The istio-1.5.0 install with default profile on k8s-1.15, the istiod does fail to startup. Because the access permission of istio-token is wrong, check the istiod, the permission of istio-token file is istio-proxy, but there is no read and write permission.
filemode: -rw------ , can not be access by istio-proxy ,only for root user.
func (s *eterver) EnableCA() bool {
if s.kubeClient == nil {
// No k8s - no self-signed certs.
// TODO: implement it using a local directory, for non-k8s env.
log.Warn("kubeclient is nil; disable the CA functionality")
return false
}
/*because istio-proxy has no privilige to access the file, that mad the istiod can't start up*/
if _, err := ioutil.ReadFile(s.jwtPath); err != nil {
// for debug we may want to override this by setting trustedIssuer explicitly.
// If TOKEN_ISSUER is set, we ignore the lack of mounted JWT token, it means user is using
// an external OIDC provider to validate the tokens, and istiod lack of a JWT doesn't indicate a problem.

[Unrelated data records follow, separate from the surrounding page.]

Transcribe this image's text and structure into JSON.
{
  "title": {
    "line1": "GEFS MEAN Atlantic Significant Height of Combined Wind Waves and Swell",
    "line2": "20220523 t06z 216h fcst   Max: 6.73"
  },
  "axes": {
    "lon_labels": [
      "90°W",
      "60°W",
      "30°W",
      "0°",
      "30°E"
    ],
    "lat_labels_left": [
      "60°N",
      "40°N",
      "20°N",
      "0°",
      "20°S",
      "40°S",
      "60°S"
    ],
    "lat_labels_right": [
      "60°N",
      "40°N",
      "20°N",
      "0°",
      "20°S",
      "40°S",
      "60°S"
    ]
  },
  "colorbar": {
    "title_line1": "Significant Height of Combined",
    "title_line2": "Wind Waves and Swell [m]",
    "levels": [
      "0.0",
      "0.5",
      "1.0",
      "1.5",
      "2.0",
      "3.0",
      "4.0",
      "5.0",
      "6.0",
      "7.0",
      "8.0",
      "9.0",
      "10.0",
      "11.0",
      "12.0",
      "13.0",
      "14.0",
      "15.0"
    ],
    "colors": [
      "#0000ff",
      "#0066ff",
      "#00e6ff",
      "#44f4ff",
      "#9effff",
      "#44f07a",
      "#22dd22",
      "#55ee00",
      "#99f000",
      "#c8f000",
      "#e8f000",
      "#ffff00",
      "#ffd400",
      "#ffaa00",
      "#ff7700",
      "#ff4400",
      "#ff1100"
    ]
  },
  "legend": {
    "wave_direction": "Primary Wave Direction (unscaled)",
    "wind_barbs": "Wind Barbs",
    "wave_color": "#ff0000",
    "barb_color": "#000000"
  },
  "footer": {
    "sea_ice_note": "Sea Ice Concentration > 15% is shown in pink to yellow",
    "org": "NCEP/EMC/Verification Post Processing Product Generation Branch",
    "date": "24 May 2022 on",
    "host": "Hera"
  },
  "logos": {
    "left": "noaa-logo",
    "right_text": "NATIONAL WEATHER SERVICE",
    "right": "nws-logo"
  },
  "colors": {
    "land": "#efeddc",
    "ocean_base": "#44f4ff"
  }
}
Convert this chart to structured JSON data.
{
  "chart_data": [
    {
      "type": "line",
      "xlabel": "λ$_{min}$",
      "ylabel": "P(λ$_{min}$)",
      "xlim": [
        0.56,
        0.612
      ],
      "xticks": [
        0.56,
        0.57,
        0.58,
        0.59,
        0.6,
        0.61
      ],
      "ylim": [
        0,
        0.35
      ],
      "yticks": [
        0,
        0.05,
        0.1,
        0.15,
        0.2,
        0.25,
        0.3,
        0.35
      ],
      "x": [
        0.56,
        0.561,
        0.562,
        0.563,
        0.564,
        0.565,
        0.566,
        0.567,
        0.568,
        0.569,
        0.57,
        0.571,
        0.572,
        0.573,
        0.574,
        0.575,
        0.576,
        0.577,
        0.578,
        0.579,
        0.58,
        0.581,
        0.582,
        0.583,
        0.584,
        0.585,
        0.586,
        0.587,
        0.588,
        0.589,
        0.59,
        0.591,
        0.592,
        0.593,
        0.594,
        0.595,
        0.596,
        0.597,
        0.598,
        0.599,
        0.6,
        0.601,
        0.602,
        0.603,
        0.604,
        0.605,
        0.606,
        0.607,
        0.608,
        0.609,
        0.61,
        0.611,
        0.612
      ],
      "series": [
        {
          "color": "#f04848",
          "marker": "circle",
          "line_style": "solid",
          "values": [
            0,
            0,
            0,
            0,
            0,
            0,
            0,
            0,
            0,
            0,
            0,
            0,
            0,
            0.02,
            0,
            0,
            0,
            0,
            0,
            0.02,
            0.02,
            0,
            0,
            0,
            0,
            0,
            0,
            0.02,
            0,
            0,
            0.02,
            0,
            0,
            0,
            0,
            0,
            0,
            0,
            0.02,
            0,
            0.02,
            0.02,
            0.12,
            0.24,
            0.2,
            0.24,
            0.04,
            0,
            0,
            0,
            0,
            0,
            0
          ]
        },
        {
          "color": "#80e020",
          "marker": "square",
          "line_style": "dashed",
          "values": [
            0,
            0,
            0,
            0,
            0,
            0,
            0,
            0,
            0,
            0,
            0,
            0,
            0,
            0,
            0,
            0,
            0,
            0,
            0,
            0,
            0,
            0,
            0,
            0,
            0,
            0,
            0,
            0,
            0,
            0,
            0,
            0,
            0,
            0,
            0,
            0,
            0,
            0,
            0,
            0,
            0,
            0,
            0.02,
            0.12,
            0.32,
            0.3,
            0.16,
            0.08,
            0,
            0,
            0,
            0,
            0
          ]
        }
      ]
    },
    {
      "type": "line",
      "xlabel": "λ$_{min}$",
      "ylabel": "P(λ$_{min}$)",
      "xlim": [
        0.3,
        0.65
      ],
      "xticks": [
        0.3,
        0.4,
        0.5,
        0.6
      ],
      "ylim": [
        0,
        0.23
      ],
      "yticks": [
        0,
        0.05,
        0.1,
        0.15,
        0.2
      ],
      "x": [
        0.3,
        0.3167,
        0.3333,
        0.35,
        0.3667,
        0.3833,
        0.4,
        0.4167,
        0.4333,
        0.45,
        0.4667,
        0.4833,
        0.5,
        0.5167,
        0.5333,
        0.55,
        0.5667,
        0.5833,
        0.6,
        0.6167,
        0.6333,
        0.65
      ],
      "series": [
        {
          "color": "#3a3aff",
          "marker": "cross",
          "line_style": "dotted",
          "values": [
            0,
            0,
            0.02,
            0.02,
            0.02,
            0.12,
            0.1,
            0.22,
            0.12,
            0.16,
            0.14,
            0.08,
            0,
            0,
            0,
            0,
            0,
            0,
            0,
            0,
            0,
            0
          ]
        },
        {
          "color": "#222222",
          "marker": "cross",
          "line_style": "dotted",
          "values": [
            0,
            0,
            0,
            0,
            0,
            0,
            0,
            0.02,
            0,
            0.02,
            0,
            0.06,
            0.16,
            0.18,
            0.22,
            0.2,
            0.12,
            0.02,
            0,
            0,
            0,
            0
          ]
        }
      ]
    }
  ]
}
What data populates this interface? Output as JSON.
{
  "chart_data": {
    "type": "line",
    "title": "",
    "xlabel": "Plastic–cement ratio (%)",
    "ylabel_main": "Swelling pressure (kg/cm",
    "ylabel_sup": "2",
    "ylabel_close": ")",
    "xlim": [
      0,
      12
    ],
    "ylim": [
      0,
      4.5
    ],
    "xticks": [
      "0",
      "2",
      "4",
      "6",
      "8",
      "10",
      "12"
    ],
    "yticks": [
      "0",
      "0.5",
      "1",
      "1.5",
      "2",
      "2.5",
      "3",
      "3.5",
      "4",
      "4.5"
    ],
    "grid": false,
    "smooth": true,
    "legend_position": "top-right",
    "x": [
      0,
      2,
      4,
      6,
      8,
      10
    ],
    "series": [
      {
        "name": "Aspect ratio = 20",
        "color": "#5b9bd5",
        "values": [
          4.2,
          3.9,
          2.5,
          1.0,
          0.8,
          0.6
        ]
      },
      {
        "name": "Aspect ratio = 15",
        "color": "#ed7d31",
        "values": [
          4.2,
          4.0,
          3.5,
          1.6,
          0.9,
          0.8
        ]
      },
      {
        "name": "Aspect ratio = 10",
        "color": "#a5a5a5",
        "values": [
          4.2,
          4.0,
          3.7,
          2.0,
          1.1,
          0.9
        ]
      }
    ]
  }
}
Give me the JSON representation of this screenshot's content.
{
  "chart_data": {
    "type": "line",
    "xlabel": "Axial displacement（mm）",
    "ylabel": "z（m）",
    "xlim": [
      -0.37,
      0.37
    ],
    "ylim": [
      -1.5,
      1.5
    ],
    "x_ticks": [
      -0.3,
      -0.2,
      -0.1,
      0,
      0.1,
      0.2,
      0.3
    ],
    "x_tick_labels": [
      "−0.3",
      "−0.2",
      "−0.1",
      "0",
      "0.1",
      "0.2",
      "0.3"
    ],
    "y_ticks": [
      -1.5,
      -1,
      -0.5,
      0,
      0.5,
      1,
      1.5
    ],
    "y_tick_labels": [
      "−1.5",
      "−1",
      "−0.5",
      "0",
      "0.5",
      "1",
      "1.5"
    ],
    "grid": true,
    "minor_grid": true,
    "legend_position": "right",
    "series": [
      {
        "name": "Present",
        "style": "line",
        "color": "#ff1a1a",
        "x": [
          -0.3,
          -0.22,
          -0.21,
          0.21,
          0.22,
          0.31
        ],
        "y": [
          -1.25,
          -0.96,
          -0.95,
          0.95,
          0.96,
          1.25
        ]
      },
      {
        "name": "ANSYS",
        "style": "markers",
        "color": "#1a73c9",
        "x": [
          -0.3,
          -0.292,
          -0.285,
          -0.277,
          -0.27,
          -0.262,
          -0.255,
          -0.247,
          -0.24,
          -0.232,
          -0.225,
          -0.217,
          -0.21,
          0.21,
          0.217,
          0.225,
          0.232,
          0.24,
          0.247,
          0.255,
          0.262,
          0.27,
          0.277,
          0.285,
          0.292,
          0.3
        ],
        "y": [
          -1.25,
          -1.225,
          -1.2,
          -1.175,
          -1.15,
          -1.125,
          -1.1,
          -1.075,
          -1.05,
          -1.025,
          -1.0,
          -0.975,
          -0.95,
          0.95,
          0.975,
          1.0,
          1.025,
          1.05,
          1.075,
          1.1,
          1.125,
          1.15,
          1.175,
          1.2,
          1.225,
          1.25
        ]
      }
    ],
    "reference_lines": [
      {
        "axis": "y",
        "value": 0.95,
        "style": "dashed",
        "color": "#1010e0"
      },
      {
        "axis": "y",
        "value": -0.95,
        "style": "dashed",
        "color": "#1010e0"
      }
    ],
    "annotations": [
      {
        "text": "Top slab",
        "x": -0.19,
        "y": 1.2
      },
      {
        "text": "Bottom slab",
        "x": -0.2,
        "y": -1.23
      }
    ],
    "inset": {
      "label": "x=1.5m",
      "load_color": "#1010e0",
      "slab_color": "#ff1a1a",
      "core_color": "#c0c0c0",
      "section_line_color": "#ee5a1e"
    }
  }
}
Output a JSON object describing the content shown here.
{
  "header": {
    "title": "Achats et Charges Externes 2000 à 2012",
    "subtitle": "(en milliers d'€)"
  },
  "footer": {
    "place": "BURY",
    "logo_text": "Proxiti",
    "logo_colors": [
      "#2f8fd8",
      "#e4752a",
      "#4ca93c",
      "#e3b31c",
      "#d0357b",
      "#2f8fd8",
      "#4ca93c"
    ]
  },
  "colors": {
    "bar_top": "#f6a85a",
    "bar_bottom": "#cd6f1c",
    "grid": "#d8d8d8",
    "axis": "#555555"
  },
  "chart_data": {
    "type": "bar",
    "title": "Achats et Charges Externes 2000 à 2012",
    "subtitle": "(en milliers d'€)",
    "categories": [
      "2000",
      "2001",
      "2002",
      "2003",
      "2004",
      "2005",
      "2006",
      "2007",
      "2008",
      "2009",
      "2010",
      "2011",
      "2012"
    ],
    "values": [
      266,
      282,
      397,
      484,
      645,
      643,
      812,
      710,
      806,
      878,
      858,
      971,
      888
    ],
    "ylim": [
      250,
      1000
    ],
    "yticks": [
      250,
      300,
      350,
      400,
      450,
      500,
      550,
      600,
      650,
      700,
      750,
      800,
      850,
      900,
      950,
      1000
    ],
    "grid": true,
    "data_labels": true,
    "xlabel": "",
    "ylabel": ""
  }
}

if features.JwtPolicy.Get() == jwt.JWTPolicyThirdPartyJWT && trustedIssuer.Get() == "" {
log.Warnf("istiod running without access to K8S tokens (jwt path %v); disable the CA functionality", s.jwtPath)
return false
}
}
return true
}
Try to modify the permissions of the token file in the pilot code, and find that the file is readonly and cannot be modified, but readonly=false has been configured in the configuration file:
volumeMounts:
- mountPath: /var/run/secrets/istio
name: istiod-ca-cert
- mountPath: /var/run/secrets/tokens
name: istio-token
readOnly: false
- mountPath: /var/run/ingress_gateway
name: ingressgatewaysdsudspath
- mountPath: /etc/istio/pod
name: podinfo
- mountPath: /etc/istio/ingressgateway-certs
name: ingressgateway-certs
readOnly: false
- mountPath: /etc/istio/ingressgateway-ca-certs
name: ingressgateway-ca-certs
readOnly: false
Other related configuration items are as follows:
securityContext:
capabilities:
drop:
- ALL
runAsGroup: 1337
runAsNonRoot: true
runAsUser: 1337
Can anyone give some advice or help?